Her decision was announced after it was publicly revealed on the Exaro website that her brother ,Lord Havers effectively skewed the terms of reference of a inquiry under the late judge William Hughes to concentrate only on staff abusing boys and not possible prominent visitors to the Kincora boys home who are alleged to have abused them.
As Zac Goldsmith MP said on the BBC’s World at One: |”These kind of things are really big and it’s inevitable that a proper, all-encompassing inquiry would find its way all the way to Kincora. It would look at who set the terms of reference. It would look at who was excluded, who was protected by the terms of reference. And that would lead to Havers himself, who was responsible for that.”
Those who study publicly available documents can see both from the terms of the inquiry and an intriguing Cabinet minute already published on this website which hoped this inquiry would end “rumour and unfounded accusations”. about sexual abuse at the home.
The judge himself made pointed remarks:.
He wrote: “The conduct of the police, or elected representatives, or clergymen, or military intelligence or any other persons who may have been in receipt of allegations, information or rumours relating to Kincora or any other home, was not under scrutiny in this inquiry.”
What was missing was finding a source who could connect the setting of the terms of reference directly to the then attorney general, Sir Michael Havers.
Both me and my ex Guardian colleague David Pallister were able to do precisely that over the weekend. A top level source whose name we agreed to protect said : “Havers briefed him, and it was Havers who gave the terms of reference to him.”
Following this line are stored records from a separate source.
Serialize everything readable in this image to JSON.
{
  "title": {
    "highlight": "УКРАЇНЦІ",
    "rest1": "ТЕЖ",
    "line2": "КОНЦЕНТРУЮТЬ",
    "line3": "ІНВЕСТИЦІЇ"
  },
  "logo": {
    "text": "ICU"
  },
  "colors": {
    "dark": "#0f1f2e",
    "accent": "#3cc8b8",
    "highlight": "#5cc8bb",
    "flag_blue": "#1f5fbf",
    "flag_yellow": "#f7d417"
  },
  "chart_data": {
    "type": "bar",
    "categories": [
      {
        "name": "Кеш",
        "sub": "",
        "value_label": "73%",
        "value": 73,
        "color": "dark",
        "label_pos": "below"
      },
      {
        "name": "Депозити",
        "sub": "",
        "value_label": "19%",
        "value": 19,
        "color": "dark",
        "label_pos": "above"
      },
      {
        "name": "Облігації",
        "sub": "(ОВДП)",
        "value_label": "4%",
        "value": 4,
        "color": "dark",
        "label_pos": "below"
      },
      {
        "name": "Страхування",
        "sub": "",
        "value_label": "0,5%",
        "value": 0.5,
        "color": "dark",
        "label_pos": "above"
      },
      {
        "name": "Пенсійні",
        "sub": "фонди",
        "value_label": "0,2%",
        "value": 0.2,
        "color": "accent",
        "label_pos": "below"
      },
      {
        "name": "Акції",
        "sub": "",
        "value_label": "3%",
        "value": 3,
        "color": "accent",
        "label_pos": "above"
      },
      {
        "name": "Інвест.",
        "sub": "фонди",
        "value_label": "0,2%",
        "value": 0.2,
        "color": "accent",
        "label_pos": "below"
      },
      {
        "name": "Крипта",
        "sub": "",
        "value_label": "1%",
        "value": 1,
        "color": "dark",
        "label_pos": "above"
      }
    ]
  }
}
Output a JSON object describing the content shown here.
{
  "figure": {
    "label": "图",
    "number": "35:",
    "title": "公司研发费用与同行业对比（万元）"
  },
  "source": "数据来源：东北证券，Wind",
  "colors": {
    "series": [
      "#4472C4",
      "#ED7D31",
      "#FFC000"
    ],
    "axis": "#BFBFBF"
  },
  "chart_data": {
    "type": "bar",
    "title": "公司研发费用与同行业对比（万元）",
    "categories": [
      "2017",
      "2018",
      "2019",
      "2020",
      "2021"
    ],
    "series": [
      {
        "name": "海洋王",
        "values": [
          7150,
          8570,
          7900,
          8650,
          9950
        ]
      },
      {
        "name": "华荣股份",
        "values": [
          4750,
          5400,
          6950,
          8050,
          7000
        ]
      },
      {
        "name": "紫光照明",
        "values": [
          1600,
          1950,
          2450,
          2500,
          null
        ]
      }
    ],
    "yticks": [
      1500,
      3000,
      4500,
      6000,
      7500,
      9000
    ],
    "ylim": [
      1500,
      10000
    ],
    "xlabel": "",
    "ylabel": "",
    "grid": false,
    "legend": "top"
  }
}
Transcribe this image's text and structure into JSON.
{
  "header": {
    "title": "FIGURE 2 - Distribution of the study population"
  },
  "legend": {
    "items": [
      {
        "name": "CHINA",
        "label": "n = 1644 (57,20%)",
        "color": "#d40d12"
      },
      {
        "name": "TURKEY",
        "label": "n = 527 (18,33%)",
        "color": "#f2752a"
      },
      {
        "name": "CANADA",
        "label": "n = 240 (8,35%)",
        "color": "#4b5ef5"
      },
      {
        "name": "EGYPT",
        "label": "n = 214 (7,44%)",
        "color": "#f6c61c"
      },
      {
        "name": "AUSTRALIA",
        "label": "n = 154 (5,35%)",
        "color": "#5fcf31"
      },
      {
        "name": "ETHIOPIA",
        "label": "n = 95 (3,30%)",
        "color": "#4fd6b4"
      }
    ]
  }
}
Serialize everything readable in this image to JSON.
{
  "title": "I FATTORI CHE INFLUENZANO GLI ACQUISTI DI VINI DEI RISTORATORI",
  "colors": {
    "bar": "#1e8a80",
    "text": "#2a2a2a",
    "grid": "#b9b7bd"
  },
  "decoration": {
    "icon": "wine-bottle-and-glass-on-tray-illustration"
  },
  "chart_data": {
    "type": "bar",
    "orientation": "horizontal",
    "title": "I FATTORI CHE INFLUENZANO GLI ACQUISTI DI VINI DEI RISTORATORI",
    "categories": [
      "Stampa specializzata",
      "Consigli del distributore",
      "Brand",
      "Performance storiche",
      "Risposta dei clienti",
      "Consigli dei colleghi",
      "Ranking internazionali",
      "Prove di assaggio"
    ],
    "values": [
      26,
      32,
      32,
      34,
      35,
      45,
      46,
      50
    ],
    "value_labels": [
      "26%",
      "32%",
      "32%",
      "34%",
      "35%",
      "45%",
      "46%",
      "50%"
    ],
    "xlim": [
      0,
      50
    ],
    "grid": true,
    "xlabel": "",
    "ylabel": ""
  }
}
From entirely separate sources I have been aware that Theresa May has known that this could surface over the weekend and that it could cause immense problems for Baroness Butler-Sloss if she started to probe into the Kincora inquiry and the current inquiry going on in Northern ireland about historic child sexual abuse. But no action was taken.
To put in context Baroness Butler-Sloss is not to blame for this. She is literally in this case not her brother’s keeper. Nor is Theresa May who I have on good authority i\s committed to tackling this problem and was always more sympathetic to an overarching inquiry than David Cameron.
From yet another source the indecent rush to appoint someone to head the inquiry lies at the door of Downing street which shocked by the slur of child abuse stories making headlines on Sunday made a rushed decision to set up an inquiry after ignoring the views of 145 MPs.
The real lesson from this latest incompetent and botched up initiative is that people need to reflect on who they want and take into account the views of victims and child experts before rushing to fix a problem. The lesson is stay calm and sort it out properly. Otherwise it is just another episode for Yes, Prime Minister.